高橋 優 感知した全てを音楽に、自
信に満ちたニューアルバム『STARTIN
G OVER』の強度

高橋 優のキャリア史上、最も音楽的なアルバムが完成した。既発のシングル6曲に加えて新曲10曲。その10曲が実に多彩なのだ。ミクスチャーロックやポストロック、ファンクや洗練されたロックサウンドなど、1曲ごとにサウンドプロダクションごとごっそり入れ替えるほど、楽曲単位で表現したいテーマが明確なアルバムに仕上がっている。そしてその多彩さは高橋 優が今、感知したあらゆる事柄のグラデーションの豊かさにも起因している。「デビューアルバムのつもりで改めて聴いて欲しい」と明言する『STARTING OVER』について、じっくり訊いた。

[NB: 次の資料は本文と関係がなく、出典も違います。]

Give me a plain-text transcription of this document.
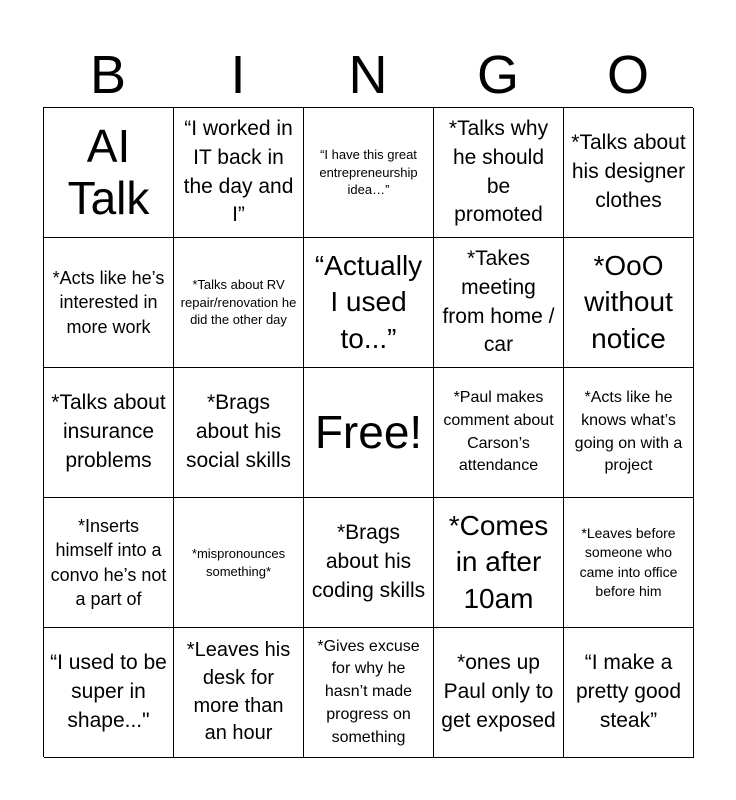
B	I	N	G	O
AI Talk
“I worked in IT back in the day and I”
“I have this great entrepreneurship idea…”
*Talks why he should be promoted
*Talks about his designer clothes
*Acts like he’s interested in more work
*Talks about RV repair/renovation he did the other day
“Actually I used to...”
*Takes meeting from home / car
*OoO without notice
*Talks about insurance problems
*Brags about his social skills
Free!
*Paul makes comment about Carson’s attendance
*Acts like he knows what’s going on with a project
*Inserts himself into a convo he’s not a part of
*mispronounces something*
*Brags about his coding skills
*Comes in after 10am
*Leaves before someone who came into office before him
“I used to be super in shape..."
*Leaves his desk for more than an hour
*Gives excuse for why he hasn’t made progress on something
*ones up Paul only to get exposed
“I make a pretty good steak”
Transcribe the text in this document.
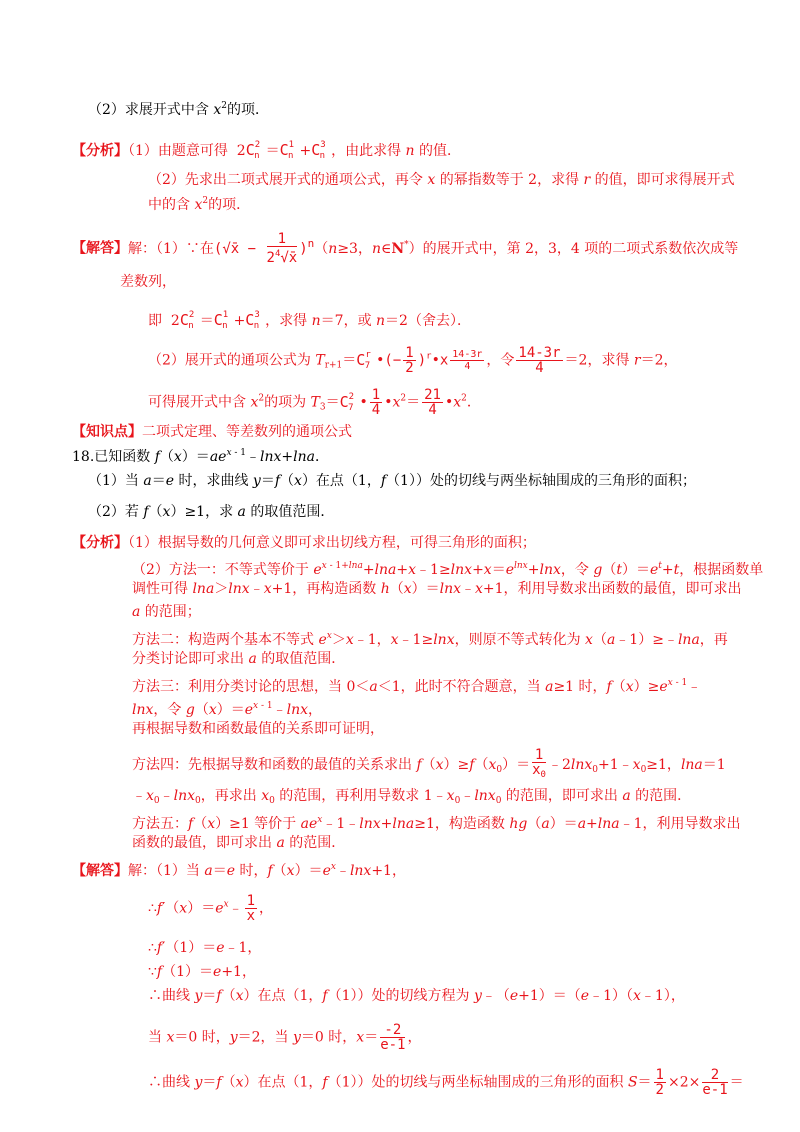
（2）求展开式中含 $x^2$的项．
【分析】（1）由题意可得  $2C^2_n =C^1_n +C^3_n$ ，由此求得 n 的值．
（2）先求出二项式展开式的通项公式，再令 x 的幂指数等于 2，求得 r 的值，即可求得展开式
中的含 $x^2$的项．
【解答】解：（1）∵在(√x̄ − $\frac{1}{2^4√x̄} )^n(n\ge 3$，n∈N*）的展开式中，第 2，3，4 项的二项式系数依次成等
差数列，
即  $2C^2_n =C^1_n +C^3_n$ ，求得 n＝7，或 n＝2（舍去）．
（2）展开式的通项公式为 $T_{r+1}=C^r_7$ •(− $\frac{1}{2}$ )$^r$•x $\frac{14-3r}{4}$ ，令 $\frac{14-3r}{4} =2$，求得 r＝2，
可得展开式中含 $x^2$的项为 $T_3=C^2_7$ • $\frac{1}{4}$ $•x^2= \frac{21}{4}$ $•x^2$．
【知识点】二项式定理、等差数列的通项公式
18.已知函数 $f(x)=ae^{x - 1}﹣\ln x+\ln a$．
（1）当 a＝e 时，求曲线 y＝f（x）在点（1，f（1））处的切线与两坐标轴围成的三角形的面积；
（2）若 f（x）≥1，求 a 的取值范围．
【分析】（1）根据导数的几何意义即可求出切线方程，可得三角形的面积；
（2）方法一：不等式等价于 $e^{x - 1+lna}+\ln a+x﹣1\ge\ln x+x=e^{lnx}+\ln x$，令 $g(t)=e^t+t$，根据函数单
调性可得 lna＞lnx﹣x+1，再构造函数 h（x）＝lnx﹣x+1，利用导数求出函数的最值，即可求出
a 的范围；
方法二：构造两个基本不等式 $e^x>x﹣1$，x﹣1≥lnx，则原不等式转化为 x（a﹣1）≥﹣lna，再
分类讨论即可求出 a 的取值范围．
方法三：利用分类讨论的思想，当 0＜a＜1，此时不符合题意，当 a≥1 时，$f(x)\ge e^{x - 1}﹣$
lnx，令 $g(x)=e^{x - 1}﹣\ln x$，
再根据导数和函数最值的关系即可证明，
方法四：先根据导数和函数的最值的关系求出 $f(x)\ge f(x_0)= \frac{1}{x_0}$ $﹣2\ln x_0+1﹣x_0\ge 1$，lna＝1
$﹣x_0﹣\ln x_0$，再求出 $x_0$ 的范围，再利用导数求 $1﹣x_0﹣\ln x_0$ 的范围，即可求出 a 的范围．
方法五：f（x）≥1 等价于 $ae^x﹣1﹣\ln x+\ln a\ge 1$，构造函数 hg（a）＝a+lna﹣1，利用导数求出
函数的最值，即可求出 a 的范围．
【解答】解：（1）当 a＝e 时，$f(x)=e^x﹣\ln x+1$，
$\therefore f'(x)=e^x﹣ \frac{1}{x}$ ，
∴f′（1）＝e﹣1，
∵f（1）＝e+1，
∴曲线 y＝f（x）在点（1，f（1））处的切线方程为 y﹣（e+1）＝（e﹣1）（x﹣1），
当 x＝0 时，y＝2，当 y＝0 时，$x= \frac{-2}{e-1}$ ，
∴曲线 y＝f（x）在点（1，f（1））处的切线与两坐标轴围成的三角形的面积 $S= \frac{1}{2} \times 2\times \frac{2}{e-1}$ ＝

――「ルポルタージュ」のインタビューのとき、高橋さんが“今、再び一から歩き出そうという時期”と話されていて。まさにそういうタイトルのアルバムになりましたね。
※「ルポルタージュ」インタビュー
そうですね。その時からそうやって思ってたんですね。今年のツアーが終わって、6月ぐらいからずっと“STARTING OVER”と思ってたと思います。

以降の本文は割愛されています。